I finished my biblical studies degree and eventually enrolled in a masters program in theology at Canadian Mennonite University. During this time I was exposed to a wide array of voices, traditions, ideas, arguments. It was also during this time that I was challenged to explore my own tradition and learn not only how it has influenced how I think about faith, but also to learn to engage with it through everything I had learned up to that point. I ended my education with a deep appreciation for the Covenant Church. 

However, I always wondered why it seemed the Covenant Church wasn't terribly concerned with theology. It often seemed that the Covenant church was embarrassingly loose in its theology. Upon telling one of my professor's that my denomination didn't have much to say on the most basic points of systematic theology he looked at me and jokingly asked, "So, what are you guys, a bunch of liberals?" Not quite, but the point was taken. Granted, the Covenant Church holds to a high view of the authority of Christ and the scriptures, placing the ECC within the long tradition of the one, holy, catholic, apostolic, and reformational church. At the same time, in a way similar to my professor's inquisitive prodding, I was puzzled with what seemed to be a wide and inclusive ecclesiology functioning to allow for a sparsity of theological content. It wasn't so much that I saw a lack of the spirit of charity relating to matters of doctrine, or anti-academic theology sentiments. Instead, I wondered why robust and constructive theological work seemed so neglected within my experience in the church. 

But this does not have to be the case. In fact, I would argue that the inclusivity and openness to converse, argue, dispute, and seek truth that is built into our very idea of church as a fellowship of believers enables these activities to flourish, in such a way that they are representative of Christian love, rather than activities based on relations of competition, pride, arrogance, or tribalism.
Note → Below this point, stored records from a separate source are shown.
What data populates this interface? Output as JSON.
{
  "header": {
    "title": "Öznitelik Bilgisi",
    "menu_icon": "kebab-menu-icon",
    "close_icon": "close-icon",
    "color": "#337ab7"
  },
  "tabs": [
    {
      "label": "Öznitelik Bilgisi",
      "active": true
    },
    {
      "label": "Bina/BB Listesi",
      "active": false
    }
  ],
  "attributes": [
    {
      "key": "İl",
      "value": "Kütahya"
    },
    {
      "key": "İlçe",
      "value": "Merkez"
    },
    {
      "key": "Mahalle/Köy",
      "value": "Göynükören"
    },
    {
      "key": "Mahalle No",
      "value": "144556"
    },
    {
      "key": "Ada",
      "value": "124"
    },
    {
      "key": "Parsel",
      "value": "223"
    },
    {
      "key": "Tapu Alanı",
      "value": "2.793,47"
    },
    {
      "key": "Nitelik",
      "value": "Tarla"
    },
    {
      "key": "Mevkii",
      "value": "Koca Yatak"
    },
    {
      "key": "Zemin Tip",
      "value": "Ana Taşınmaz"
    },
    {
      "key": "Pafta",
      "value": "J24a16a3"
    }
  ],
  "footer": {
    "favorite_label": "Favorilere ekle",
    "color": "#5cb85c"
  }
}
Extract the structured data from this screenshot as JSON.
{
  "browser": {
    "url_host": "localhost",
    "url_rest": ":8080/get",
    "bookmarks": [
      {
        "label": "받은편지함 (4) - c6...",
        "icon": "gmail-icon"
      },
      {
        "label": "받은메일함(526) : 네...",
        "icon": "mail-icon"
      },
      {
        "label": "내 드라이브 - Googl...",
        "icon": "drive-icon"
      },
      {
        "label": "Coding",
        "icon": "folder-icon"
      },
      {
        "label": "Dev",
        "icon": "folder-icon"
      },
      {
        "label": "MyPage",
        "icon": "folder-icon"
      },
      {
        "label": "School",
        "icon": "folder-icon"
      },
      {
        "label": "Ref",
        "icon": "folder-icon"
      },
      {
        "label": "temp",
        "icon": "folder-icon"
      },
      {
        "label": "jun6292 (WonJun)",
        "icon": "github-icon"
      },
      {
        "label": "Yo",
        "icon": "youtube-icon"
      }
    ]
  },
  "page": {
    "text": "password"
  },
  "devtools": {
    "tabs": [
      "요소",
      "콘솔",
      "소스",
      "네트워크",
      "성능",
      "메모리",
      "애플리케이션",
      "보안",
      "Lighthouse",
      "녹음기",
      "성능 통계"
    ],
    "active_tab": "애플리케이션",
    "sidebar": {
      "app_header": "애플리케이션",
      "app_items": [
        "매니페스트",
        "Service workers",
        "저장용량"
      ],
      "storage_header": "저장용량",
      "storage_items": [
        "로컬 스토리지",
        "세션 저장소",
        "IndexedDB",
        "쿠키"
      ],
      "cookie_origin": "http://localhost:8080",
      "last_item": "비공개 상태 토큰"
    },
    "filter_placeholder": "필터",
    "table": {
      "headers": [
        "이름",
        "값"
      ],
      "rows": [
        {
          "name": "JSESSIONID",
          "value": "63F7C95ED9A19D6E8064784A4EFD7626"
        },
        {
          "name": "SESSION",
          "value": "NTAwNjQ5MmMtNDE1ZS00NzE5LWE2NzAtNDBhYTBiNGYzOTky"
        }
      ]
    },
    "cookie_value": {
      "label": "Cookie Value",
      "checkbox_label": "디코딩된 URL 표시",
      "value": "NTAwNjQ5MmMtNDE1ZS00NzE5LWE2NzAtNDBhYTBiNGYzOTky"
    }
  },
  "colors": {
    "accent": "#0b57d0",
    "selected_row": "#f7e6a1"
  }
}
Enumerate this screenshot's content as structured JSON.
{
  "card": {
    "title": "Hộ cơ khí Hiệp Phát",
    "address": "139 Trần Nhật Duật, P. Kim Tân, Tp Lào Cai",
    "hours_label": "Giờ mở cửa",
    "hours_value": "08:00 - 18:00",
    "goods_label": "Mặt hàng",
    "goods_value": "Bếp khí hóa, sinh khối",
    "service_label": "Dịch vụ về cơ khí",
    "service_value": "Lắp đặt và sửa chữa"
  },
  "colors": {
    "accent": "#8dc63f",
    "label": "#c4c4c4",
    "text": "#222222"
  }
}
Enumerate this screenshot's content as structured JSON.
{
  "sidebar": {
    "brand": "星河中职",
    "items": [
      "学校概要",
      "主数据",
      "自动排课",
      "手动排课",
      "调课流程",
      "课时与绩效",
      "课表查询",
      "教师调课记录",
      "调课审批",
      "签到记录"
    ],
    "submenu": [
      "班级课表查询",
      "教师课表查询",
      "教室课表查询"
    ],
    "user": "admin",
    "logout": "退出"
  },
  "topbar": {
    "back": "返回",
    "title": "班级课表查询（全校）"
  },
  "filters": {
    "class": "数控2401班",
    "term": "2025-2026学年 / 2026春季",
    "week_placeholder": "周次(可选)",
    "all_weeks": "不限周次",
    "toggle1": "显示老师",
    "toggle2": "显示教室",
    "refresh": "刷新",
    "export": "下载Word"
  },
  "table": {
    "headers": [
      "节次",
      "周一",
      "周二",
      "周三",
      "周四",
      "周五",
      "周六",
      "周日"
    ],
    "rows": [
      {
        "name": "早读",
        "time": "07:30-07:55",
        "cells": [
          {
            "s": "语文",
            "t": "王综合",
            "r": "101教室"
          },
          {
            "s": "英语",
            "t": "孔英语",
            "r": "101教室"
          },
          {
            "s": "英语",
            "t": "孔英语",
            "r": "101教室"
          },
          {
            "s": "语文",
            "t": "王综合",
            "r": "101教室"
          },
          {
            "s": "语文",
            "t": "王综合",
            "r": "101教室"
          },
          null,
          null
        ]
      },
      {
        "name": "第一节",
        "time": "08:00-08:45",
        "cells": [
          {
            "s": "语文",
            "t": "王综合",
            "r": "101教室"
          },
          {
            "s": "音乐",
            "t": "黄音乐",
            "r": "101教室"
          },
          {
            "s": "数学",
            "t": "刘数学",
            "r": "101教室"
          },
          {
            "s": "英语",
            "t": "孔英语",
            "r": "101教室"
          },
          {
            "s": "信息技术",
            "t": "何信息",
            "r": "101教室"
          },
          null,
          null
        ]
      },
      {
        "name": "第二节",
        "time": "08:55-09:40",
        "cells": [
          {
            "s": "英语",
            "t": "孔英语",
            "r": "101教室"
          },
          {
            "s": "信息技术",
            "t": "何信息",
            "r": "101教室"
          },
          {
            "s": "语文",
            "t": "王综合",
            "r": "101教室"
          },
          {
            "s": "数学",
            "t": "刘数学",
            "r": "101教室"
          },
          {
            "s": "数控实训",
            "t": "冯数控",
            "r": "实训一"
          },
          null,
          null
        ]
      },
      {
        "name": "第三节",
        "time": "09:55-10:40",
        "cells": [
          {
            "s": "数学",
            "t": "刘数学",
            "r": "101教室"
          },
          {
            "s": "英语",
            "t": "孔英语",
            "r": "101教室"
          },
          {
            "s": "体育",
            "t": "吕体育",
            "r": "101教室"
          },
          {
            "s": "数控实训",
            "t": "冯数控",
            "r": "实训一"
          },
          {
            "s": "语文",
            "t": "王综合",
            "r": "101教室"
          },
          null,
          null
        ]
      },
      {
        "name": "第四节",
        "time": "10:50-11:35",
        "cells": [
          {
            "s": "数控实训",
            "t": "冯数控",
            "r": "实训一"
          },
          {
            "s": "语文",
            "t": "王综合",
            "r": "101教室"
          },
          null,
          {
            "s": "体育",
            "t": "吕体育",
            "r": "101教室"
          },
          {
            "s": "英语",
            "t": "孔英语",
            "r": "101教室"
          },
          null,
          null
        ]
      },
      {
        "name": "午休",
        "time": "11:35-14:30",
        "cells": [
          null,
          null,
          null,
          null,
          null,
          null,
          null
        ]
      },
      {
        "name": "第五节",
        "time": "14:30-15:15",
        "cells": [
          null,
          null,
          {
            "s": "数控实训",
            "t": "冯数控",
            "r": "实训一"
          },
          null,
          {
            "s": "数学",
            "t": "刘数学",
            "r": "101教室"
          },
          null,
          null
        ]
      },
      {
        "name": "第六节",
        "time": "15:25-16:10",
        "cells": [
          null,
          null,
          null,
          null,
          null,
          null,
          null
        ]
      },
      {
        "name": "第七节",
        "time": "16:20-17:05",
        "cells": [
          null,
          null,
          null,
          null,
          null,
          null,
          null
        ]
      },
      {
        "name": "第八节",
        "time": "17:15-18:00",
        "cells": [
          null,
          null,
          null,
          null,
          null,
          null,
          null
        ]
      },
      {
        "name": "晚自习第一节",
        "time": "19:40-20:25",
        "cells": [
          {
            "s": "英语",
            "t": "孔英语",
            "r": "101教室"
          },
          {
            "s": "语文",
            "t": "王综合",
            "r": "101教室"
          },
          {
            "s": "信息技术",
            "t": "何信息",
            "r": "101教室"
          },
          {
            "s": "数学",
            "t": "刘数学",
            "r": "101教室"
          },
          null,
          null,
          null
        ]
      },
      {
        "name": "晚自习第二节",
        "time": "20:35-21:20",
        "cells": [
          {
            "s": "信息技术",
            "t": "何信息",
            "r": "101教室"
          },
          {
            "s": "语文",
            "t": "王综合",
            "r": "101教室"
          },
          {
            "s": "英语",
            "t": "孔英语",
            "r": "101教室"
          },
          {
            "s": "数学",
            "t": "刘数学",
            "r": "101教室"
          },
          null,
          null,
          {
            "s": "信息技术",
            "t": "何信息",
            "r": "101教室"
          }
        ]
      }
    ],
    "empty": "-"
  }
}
This blog, for me, is a site where people in the Covenant Church can engage with their tradition to think through theological questions. That raises another question, "What constitutes a theological question?" I think that is another blog for another day, but for now I want to simply open a space for conversation. It is my hope that this space will be one where truth will be our common master as we seek to understand.

Look forward to future blog posts! Enjoy!